Paso por la calle de Yucatán, aún está la taquilla. Llegan los recuerdos. Estábamos en el cine, el Gabriel Figueroa, comprando dulces y palomitas de maíz antes de entrar a ver la película. Ella con su novio, yo con la mía. Coincidíamos seguido, vamos, una vez por año, desde muy jóvenes. Yo me acordaba de ella, porque era famosa; ella no tenía por qué acordarse de mí. Ella era atractiva sin esforzarse, y yo con esmero y benevolencia llegaba a ser acaso de un aspecto promedio. Yo estudiaba de 4º o 5º semestre en la universidad cuando la conocí con su grupo de rock y cuando la vi en el cine era un simple empleado de gobierno. Los sitios donde tocaba con su grupo eran accesibles por democráticos, no de mala muerte, ni mucho menos, porque siempre he dicho que hay algo de fresa detrás de un roquero, pero eran sitios donde no se cobraba “cover” ni te obligaban a beber, ni había cadeneros seleccionando quién por su aspecto tenía derecho o no de entrar.
Como todos mis amigos, yo juraba que Rita, como se llamaba, me miraba cuando cantaba. O era mi deseo, o mi trampa, pues a fuerza de coincidir su grupo y mi presencia, yo sabía dónde ubicaba su mirada y me paraba ahí. Seguro sus ojos veían sólo la negritud mientras cantaba, porque la gente no era iluminada o porque ella no la miraba. Sólo Rita recibía la luz, azul o morada, y acaso el resto de su grupo. No me atraía en un sentido romántico ni erótico, pero su persona tenía magnetismo y a la vez era alguien con quien hubiera podido tomar clases en el mismo salón. Pero Rita hacía su música y se daba oportunidad de colaborar con causas a favor de la gente que más necesitaba, los desaventajados.
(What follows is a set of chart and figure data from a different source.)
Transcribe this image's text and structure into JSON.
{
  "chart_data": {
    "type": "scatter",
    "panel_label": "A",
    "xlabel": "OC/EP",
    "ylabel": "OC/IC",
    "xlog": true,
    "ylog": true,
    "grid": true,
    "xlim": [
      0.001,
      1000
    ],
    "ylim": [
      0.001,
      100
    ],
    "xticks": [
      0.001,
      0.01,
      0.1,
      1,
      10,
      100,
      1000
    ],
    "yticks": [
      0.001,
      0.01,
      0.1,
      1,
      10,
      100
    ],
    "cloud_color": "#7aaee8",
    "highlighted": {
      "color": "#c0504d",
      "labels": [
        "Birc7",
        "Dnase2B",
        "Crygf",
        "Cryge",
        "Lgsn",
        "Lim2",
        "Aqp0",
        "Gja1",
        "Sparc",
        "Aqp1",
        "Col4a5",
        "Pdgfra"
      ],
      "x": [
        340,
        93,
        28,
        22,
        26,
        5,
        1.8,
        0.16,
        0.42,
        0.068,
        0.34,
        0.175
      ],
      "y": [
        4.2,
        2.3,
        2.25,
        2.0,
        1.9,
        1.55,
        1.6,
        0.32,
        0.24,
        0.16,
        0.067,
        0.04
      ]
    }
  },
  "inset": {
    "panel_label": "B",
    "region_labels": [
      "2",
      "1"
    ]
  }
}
Y ahí estaba con su entonces novio comprando dulces como yo, y esperando la misma película que íbamos a ver yo y mi novia. Cuando le dieron sus palomitas no sabía que había pedido lo que prácticamente era una cubeta que miró con risa y sorpresa, su novio, músico de su grupo, se limitó a hacer un gesto de extrañeza y no comentó nada. Rita preguntó si no se habían equivocado con el cubetón de palomitas, y el empleado dijo que así era. Le dije riendo que si quería yo pedía sólo mi propia cubeta y me compartía la mitad de sus palomitas. Se rio, la risa la dobló, una risa genuina, yo reí también orgulloso al fin, no sólo porque ahora sí estaba seguro de que me había visto, sino porque había reído de algo que yo había dicho. Luego cada quién entró a la sala, con su pareja, en aquella sala oscura que no proyectaría luz morada ni azul, sino todos los colores de la película.
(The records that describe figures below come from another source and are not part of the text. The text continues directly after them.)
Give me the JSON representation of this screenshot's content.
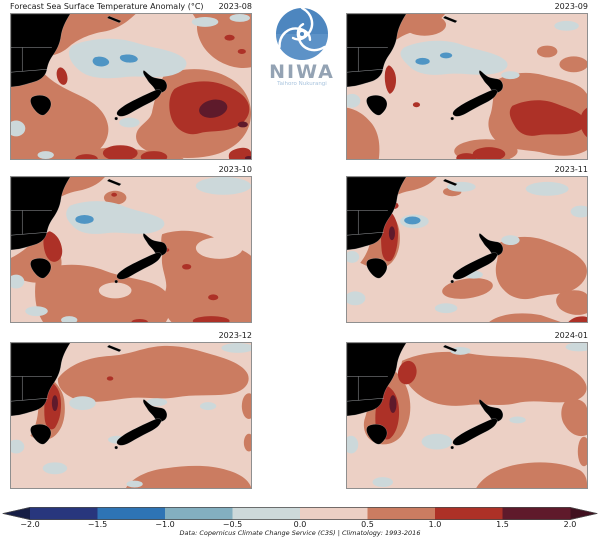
{
  "figure": {
    "title": "Forecast Sea Surface Temperature Anomaly (°C)",
    "attribution": "Data: Copernicus Climate Change Service (C3S) | Climatology: 1993-2016"
  },
  "logo": {
    "brand": "NIWA",
    "tagline": "Taihoro Nukurangi"
  },
  "panels": [
    {
      "date": "2023-08"
    },
    {
      "date": "2023-09"
    },
    {
      "date": "2023-10"
    },
    {
      "date": "2023-11"
    },
    {
      "date": "2023-12"
    },
    {
      "date": "2024-01"
    }
  ],
  "colorbar": {
    "ticks": [
      "−2.0",
      "−1.5",
      "−1.0",
      "−0.5",
      "0.0",
      "0.5",
      "1.0",
      "1.5",
      "2.0"
    ],
    "levels": [
      -2.0,
      -1.5,
      -1.0,
      -0.5,
      0.0,
      0.5,
      1.0,
      1.5,
      2.0
    ],
    "segment_colors": [
      "#28367d",
      "#2e74b5",
      "#83afc0",
      "#cdd9da",
      "#eccfc4",
      "#cb7c61",
      "#ad3127",
      "#5f1a2b"
    ],
    "under_color": "#161e45",
    "over_color": "#40101f"
  },
  "map_colors": {
    "land": "#000000",
    "sea_base": "#ecd0c5",
    "cool_patch": "#ccd8da",
    "cool_spot": "#4f95c4",
    "warm_band": "#cb7c61",
    "hot_patch": "#ad3127",
    "extreme_core": "#5e1a2b",
    "panel_border": "#8f8f8f",
    "coastline": "#e8e8e8",
    "state_border": "#c9cdd2",
    "logo_blue": "#4d86bf",
    "logo_blue_light": "#6b9cce",
    "logo_text": "#94a3b4",
    "logo_tagline": "#a9c4de"
  }
}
Años después volvimos a coincidir. Ella llevaba a su hijo a la misma escuela que yo a los míos. Ella se quedó con el novio músico que estaba en el cine Gabriel Figueroa. Yo también con quien iba aquel día del chiste malo y la risa espontánea. Era como si aquel indiferente empleado del cine nos hubiera dado cierta bendición juntos con sus cubetas rebosantes de palomitas, y como si el cine hubiera sido cierto templo –que lo era–. Pero ella murió, de cáncer de mama, dejando un hijo, a su novio-esposo, su música y sus obras por los desaventajados.


Ahora paso a pie, porque soy sólo alguien de a pie, y veo el cascarón de aquel templo, el cine Gabriel Figueroa, vuelto estacionamiento; y de la dulcería que expedía cubetas enormes no queda ni rastro, ni del empleado dulcero; menos de mi chiste, aquél que la hizo doblarse de risa.